Cette transition formelle exprimée par la lumière, tout en parachevant un style le fait glisser vers un autre (la lumière plus réaliste des films de Gray), de la même manière que l'histoire que raconte le film est celle d'un monde qui doit faire place à un autre, à l'instar du quartier de Hell's kitchen envahi par les Yuppies de l'air Reaganienne. C'est dans ce théâtre d'une société qui vacille et change que le héros principal joué par Sean Penn, Terry, revient vers le monde de ses origines après une longue absence.

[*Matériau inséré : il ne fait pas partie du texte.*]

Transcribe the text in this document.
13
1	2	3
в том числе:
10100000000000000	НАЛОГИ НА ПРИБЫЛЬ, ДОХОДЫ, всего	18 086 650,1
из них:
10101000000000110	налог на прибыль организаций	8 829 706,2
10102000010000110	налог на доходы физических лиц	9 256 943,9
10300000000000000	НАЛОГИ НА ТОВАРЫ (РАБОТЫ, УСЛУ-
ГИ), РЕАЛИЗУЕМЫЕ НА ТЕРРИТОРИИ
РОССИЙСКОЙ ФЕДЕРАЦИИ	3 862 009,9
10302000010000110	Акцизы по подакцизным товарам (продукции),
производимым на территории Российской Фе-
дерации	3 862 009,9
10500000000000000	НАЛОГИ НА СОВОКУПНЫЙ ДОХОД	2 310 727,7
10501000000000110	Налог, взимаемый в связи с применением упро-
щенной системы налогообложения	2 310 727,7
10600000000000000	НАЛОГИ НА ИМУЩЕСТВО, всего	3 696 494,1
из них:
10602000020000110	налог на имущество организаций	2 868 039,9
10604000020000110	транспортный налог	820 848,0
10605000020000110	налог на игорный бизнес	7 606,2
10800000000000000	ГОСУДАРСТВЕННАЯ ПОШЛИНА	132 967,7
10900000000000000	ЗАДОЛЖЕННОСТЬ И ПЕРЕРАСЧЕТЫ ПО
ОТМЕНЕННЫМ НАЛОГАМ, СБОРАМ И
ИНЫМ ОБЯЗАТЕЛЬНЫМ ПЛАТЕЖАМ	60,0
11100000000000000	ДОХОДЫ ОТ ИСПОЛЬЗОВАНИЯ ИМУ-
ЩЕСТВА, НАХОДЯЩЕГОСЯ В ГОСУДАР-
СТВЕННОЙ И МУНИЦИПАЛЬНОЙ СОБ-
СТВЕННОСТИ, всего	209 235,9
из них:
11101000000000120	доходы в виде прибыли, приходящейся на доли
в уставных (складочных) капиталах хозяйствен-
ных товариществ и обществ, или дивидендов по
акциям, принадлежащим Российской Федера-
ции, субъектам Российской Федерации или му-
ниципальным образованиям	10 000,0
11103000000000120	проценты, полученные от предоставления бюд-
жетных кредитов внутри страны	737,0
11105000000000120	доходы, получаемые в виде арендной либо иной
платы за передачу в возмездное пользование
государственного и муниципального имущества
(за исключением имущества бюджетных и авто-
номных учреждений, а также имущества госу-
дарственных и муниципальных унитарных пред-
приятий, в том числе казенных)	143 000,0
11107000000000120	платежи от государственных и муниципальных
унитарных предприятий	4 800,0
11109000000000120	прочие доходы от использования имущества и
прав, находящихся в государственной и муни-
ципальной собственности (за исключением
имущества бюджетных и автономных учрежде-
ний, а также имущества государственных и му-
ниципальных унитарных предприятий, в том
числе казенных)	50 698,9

"Celui qui crée ne peut se détourner d'aucune existence ; une seule défaillance, n'importe où, l'arrache à l'état de grâce, le rend fautif de part en part."
Lors d’une ultime discussion avec Kathleen après la mort de son frère Jackie, Terry tente d’exprimer les véritables raisons de son retour, Kathleen l’accusant de n’être revenu qu’en tant que flic afin de coffrer ses frères. Ce qu’il essaie de lui dire tient à ce déchirement entre sa fidélité à cet absolu de ces amitiés anciennes et la conscience qu’il prit tôt que ce même absolu allait les entrainer dans une spirale tragique et qu’il était revenu pour tenter de rompre cette fatalité car il croyait qu’un « état de grâce » était possible. Cette grâce, celle des Saints qu'il évoque lors de cette discussion, qui serait le seul geste capable de réunir la valeur de ce qui reliait ces gamins à ce qui pourrait les absoudre. Mais le fracas entre le monde de ces enfants des rues de Hell’s kitchen et le monde aseptisé dont les yuppies se font les premiers ambassadeurs va s’avérer inéluctable. Jackie (fabuleux Gary Oldman), sorte de Heathcliff que rien ne fera renoncer à ce que l’enfance a scellé d’amitiés, de fraternité et d’amour est l’agneau sacrificiel de ce changement de monde, celui pour qui ne compte que ce ciment premier qui lie cette tribu poussée à changer ou à disparaître, vouée à être digérer dans un cercle plus vaste d’individus indifférenciés.
« Nous sommes toujours convoqués au tribunal de notre enfance ».
State of Grace est un film sans père, ces pères dont on perçoit qu’ils ont été certainement héroïsés par leurs enfants pour mieux s’aveugler sur les failles qui les ont fait sombrer, comme le dit très bien cette très belle scène avec Burgess Meredith, seul représentant dans le film de ce que seraient devenus ces patriarches s’ils n’avaient disparu trop tôt. C’est dans cette scène que l’on voit ce qui différencie Terry de son ami d’enfance Jackie dans la manière dont il a tourné son regard vers la vérité de ces géniteurs défaillants. Ce qu’il reste de la figure du père dans cette histoire n’est qu'ersatz; le mafioso vénal qui va précipiter Frankie dans l’acte fratricide et Frankie lui-même qui au yeux de Jackie s’est substitué depuis longtemps à son père. Donc rien de cette grâce voulue par Terry ne viendra empêcher le pire qui devait advenir, mais c’est dans la forme que l’idée de cet état sera exprimée dans une ultime scène entièrement filmée au ralenti. C’est lors d'un affrontement final, opposant Terry au fratricide Frankie, que cet état de grâce sera délivré à travers le corps vengeur de Terry rétablissant la justice, bondissant comme dans une séquence de Peckinpah. Cette réparation ne se fera donc pas à l’aune de la justice des hommes, mais à celle de la trahison de cet absolu de l’enfance.
State of Grace n’est peut-être pas un grand film, mais c’est un très bon film qui par ses choix formels et dramatiques crée une sorte de jonction entre deux époques, celles des films parfois sur-esthétisés des années 80 et le cinéma de Gray, dernier représentant du polar tragique au sens classique du terme.